Another reason for the declining reproduction rate is the advent of feminism and the impact on public policy and popular culture of the views of feminist cultural warriors. It is the clarion call of militant feminism to convince women generally that individual independence, as opposed to mutual interdependence, is more important than family, that having a career is more important than having children. Traditional marriage is lampooned on television, while all other alternatives are glorified. Women who want to marry and have children are portrayed as being feeble-minded and lacking in character, ambition and quality of life. Ally McBeal is the new model for women; cool, chic, single, promiscuous, self indulgent, hedonistic, career minded, materialistic, cashed up and responsible to no one. In other words, chronically immature and unfulfilled.
These changing cultural values are responsible for another factor behind the reduction in birth rates, not just in Australia, but throughout the western world; that is abortion. One hundred thousand babies are aborted in Australia each year, or, to put it another way, we kill almost thirty per cent of our babies, allowing the other seventy per cent to live. Ironically, those 100,000 potential citizens who are destroyed have their places taken by our annual immigration quota of about the same figure. Thus, we can statistically measure a future Australia in which the Anglo-Celtic majority will become a diminishing minority, something achieved not by conquest, but by the folly of a generation of puerile and pusillanimous politicians, who have built their houses on the shifting sands of moral relativism.
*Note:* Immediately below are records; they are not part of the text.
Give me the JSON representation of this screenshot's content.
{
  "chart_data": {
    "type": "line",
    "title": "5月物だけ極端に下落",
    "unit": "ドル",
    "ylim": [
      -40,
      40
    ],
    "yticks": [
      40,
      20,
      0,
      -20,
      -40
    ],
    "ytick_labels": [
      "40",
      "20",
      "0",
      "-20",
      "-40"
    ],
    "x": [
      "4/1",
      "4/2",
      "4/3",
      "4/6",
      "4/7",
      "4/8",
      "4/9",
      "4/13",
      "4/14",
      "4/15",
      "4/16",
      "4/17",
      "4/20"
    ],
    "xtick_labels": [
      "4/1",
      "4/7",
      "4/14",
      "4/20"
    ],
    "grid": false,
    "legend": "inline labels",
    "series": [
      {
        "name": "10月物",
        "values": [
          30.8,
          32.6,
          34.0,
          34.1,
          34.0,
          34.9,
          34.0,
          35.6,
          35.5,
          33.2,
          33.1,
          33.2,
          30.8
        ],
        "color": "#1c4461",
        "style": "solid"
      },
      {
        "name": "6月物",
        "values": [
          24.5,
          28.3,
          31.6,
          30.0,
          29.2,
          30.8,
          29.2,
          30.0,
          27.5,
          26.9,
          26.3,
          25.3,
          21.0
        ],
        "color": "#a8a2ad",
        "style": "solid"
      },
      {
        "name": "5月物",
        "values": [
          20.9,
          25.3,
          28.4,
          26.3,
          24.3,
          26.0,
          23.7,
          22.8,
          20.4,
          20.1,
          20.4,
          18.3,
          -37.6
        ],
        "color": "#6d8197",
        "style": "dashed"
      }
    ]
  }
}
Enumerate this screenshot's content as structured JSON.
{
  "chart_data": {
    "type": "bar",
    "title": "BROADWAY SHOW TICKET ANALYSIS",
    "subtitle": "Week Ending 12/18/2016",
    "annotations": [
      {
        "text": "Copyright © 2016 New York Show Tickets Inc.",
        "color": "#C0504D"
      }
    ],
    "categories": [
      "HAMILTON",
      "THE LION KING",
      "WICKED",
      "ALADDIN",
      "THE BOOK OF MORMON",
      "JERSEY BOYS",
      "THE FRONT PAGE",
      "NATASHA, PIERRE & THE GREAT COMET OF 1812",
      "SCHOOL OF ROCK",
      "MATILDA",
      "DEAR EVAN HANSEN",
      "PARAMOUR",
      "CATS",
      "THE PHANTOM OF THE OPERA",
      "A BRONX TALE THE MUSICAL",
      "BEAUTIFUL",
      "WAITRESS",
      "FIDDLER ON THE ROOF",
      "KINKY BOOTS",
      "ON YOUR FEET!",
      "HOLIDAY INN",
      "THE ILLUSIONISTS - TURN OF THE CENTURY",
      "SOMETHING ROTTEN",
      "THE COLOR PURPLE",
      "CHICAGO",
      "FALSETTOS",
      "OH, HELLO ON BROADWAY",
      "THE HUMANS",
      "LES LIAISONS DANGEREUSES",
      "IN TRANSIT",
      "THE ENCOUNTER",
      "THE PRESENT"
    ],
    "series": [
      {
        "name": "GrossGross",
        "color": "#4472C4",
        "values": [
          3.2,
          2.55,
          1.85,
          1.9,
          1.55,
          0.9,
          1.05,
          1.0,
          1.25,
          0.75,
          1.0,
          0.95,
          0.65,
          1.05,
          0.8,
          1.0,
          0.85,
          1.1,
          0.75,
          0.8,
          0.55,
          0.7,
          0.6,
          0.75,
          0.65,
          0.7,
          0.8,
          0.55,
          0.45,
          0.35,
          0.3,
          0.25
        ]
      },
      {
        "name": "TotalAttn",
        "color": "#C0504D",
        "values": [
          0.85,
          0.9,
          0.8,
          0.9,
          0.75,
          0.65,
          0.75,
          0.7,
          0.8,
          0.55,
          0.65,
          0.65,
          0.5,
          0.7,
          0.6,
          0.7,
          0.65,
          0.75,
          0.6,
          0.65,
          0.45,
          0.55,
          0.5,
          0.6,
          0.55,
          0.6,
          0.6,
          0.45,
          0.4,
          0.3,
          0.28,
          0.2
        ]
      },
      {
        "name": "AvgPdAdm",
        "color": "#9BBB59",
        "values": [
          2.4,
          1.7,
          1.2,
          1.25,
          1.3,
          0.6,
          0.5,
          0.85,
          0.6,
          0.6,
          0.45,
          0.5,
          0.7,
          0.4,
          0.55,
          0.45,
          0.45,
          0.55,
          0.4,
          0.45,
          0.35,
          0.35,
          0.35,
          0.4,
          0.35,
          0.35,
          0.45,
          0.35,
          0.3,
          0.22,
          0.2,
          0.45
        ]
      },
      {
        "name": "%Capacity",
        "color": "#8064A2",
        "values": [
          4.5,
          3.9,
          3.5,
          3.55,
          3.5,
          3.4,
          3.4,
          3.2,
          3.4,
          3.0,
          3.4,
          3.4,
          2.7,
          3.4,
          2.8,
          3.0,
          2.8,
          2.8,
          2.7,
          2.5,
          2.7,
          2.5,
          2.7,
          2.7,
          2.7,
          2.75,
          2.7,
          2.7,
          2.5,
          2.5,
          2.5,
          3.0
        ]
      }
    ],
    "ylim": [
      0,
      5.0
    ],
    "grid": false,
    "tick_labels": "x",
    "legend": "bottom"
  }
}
It is an axiom of war that truth is always the first casualty. The same might be said of cultural wars and, in the cultural battles of the last quarter century, distortions and lies of Goebbelsian proportions have surrounded the public discussions on that most sacred of feminist cows, abortion. The only issue permitted in the debate has been the shonky one of the right for a woman to have control over her own body, although this point of view conveniently ignores the argument that, if a woman exercised that control in the first place, then there would be no need for abortions. Ignored altogether are other, more pressing truths, such as, for example, that abortions kill babies, that babies have no choice in the matter and that women deeply grieve after having an abortion.
This last matter has been the subject of a book released recently, written by Melinda Tankard Reist, a Canberra writer, entitled “Giving Sorrow Words”. In it she has gathered together the stories of over 250 women who have undergone abortions and has allowed those women to tell of their experience and suffering. It is a sad story indeed, but almost compulsory reading. It puts to rest the lie, propagated by the abortion industry, that abortion is a simple procedure, just like a tonsillectomy, and that a foetus is really just a “blob of tissue”. It also puts to rest the lie that women can deny their deepest maternal and emotional instincts as nurturers and givers of life, and pretend that what they have done is of no consequence and will have no impact. In the book, women recount the devastating impact on their lives after having an abortion, with guilt and unquenchable sorrow driving many to destructive lifestyles and attempted suicides. Truth will out.
There are many reasons why we should be concerned about the declining birth rate, or the ‘birth dearth’, as it has been called. Not the least of these is the impact on the demographic makeup of Australia. In 1901, just 4% of the population was over 65. In 1998, that had grown to 12%. In 2050, it will be 25%. With a shrinking tax base of younger income earners, who is going to pay for the care and support of these elderly Australians? A significant number of them, having disdained the bearing of children, will have no children to accept responsibility for them.
As governments tinker around with the moral fabric of the nation at the behest of morally bankrupt elitists, many of whom are expatriates, they might give some thought to the consequences of their folly. And so might the rest of us, for while it is our leaders who have sown the wind, it is the rest of us who will, inevitably, reap the whirlwind.